Abigail Martinez is a proud Chicana writer whose work is primarily inspired by past, present, and future social issues, focusing on Latine stories. In the past, she has dedicated herself to promoting quality education and care for students within marginalized communities through volunteering in her community. She is currently studying at the University of Edinburgh in Scotland in the hopes of immersing herself in a new and fresh culture while developing and expanding her writing style and voice. For now and in the future, she hopes to continue researching and writing about social issues regarding Latine studies to highlight and bring much-deserving attention to Latine stories in the literary industry.

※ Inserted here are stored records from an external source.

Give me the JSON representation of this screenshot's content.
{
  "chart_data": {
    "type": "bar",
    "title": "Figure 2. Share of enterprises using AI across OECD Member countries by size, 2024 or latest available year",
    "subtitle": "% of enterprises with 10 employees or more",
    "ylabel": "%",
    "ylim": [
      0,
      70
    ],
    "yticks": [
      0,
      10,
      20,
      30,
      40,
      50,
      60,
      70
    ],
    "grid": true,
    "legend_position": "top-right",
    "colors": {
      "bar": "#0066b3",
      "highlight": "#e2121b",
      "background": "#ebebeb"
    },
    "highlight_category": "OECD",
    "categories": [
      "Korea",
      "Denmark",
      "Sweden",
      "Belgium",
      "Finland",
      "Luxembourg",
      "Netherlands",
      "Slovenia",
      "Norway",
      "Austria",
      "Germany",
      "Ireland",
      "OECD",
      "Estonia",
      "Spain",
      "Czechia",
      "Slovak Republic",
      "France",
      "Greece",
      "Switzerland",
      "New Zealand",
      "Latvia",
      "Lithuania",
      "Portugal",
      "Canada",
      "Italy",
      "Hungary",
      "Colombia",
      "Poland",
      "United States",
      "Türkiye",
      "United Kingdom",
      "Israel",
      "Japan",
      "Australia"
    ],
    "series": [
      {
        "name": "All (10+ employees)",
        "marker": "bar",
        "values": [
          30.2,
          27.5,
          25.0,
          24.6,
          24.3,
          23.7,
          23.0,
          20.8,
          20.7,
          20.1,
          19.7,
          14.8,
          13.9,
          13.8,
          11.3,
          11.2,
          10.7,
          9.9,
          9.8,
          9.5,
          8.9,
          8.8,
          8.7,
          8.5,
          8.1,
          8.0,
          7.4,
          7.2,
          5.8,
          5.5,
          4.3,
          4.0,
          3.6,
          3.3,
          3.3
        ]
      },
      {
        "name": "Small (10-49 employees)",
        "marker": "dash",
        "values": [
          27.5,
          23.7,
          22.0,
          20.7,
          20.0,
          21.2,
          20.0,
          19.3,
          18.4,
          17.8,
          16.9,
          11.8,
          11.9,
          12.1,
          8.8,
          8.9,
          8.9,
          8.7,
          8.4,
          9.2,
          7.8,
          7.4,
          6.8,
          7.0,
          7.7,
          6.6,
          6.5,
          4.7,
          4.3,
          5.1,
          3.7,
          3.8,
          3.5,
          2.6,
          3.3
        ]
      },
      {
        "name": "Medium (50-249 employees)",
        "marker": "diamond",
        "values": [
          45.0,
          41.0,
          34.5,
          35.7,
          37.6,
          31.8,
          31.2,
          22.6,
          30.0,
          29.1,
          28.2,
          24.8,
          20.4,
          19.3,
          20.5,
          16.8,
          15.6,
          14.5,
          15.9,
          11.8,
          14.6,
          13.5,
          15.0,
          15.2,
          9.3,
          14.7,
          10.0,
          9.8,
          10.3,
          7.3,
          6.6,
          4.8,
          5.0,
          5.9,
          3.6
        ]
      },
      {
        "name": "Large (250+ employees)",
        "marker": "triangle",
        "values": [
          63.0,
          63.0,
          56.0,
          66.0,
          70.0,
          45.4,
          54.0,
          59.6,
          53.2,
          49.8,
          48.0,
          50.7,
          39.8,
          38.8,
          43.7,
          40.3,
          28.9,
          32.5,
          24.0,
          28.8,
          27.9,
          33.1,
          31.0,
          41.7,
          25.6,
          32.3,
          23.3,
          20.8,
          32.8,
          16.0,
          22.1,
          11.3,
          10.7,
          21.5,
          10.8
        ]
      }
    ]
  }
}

CAS, African American and African Diaspora Studies
Maia McCall is a Research Assistant to Dr. Orisanmi Burton, conducting work for his upcoming book. She previously conducted research with Dr. Christina Juhasz-Wood, and currently sits on the Department of Critical Race, Gender, and Cultural Studies Faculty Council as a Student Representative. Her research broadly examines our most recent epoch of Anti-Colonial insurgency and its impact on Black cultural-intellectual production. This includes Decolonial Phenomenology, Afro-Caribbean Humanism, Black Existentialism, Afro-Surrealism, Fanonian Sociogeny, and other Schools of Thought coming out of revolutionary struggles in the Caribbean, US, and West Africa. Outside of research, she is an organizer with ANSWER Coalition. After graduating, she intends on pursuing her PhD in Africana Studies with a focus on questions of Being probed by Anti-Colonial struggles in Grenada, Jamaica, and Cuba.